Endocrine Abstracts

Cushing’s syndrome in pregnancy is rare and is associated with increased fetal and maternal morbidity. It has previously been described in the presence of ectopic LH receptor expression, and has been associated with gestational diabetes and preeclampsia but to our knowledge has never been associated with any other endocrine pathology.

We here report a 34-year-old woman, who presented with hypertension, weight gain, fluid retention and easy bruising at 11 weeks gestation. On assessment she had marked proximal myopathy, thin skin with pale striae, hypertension: 170/110 mmhg and proteinuria.
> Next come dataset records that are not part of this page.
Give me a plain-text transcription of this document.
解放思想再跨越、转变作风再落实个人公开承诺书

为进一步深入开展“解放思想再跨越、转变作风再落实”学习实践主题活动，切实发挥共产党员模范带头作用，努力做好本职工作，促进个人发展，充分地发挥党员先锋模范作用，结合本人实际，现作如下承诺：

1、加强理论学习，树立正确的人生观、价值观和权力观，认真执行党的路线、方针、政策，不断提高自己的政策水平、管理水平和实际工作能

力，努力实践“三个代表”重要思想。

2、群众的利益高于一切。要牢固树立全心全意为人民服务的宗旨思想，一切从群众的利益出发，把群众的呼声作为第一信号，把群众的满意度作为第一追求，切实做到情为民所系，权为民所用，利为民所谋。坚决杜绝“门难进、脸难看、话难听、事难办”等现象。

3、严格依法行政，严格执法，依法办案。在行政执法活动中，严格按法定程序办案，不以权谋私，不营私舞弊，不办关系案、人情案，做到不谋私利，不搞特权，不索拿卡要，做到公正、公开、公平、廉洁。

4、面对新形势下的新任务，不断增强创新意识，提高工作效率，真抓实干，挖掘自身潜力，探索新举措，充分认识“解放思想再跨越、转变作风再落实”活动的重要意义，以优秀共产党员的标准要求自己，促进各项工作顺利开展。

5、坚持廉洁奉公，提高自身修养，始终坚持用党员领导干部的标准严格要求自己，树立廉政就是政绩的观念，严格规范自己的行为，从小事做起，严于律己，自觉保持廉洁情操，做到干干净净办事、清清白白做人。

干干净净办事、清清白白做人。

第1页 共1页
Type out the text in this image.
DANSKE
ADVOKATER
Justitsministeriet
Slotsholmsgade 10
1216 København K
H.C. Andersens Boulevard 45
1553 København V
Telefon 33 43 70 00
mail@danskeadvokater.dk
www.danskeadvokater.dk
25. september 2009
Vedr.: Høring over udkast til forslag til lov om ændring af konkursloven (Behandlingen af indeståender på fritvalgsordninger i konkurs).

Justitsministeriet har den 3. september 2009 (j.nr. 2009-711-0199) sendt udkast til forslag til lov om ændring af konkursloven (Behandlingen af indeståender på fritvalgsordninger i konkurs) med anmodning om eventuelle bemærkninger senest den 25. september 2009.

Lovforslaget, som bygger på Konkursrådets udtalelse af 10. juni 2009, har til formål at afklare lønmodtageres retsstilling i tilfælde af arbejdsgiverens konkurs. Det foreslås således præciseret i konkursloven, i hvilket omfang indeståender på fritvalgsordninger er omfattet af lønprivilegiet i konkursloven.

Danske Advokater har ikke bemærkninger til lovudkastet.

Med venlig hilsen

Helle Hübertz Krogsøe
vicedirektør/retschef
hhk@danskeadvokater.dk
Pregnancy associated Cushing’s Syndrome was confirmed biochemically. Two 24 h urinary cortisol were 11 344 and 9552 nmol/24 h on successive days. Midnight cortisol was elevated at 755 nmol/l with undetectable ACTH level, and low dose dexamethasone suppression test showed no suppression: 853 to 811 nmol/l. Ultrasound scan revealed a viable 12 week foetus and non-contrast MRI scan confirmed the suspicion of a unilateral adrenal adenoma. She underwent uneventful laparoscopic adrenalectomy at 13 weeks, then received hydrocortisone replacement throughout the rest of the pregnancy which was subsequently withdrawn, and delivered a healthy male fetus at 39 weeks.

Two years later the patient has represented with symptoms suggestive of Diabetes Insipidus. Water deprivation testing has confirmed this diagnosis, with normal repeat urinary free cortisols and low dose dexamethasone testing. MRI pituitary is apparently normal, with no evidence of recurrence on the adrenal CT scan. Auto-immune screen, ferritin, hCG, α-fetoprotein, ESR, and angiotensin converting enzyme as well as anterior pituitary profile are all normal.

The patient has responded well to intranasal desmopressin. However, no unifying diagnosis has yet been confirmed and we believe this to be the first case presenting with this combination of diagnoses.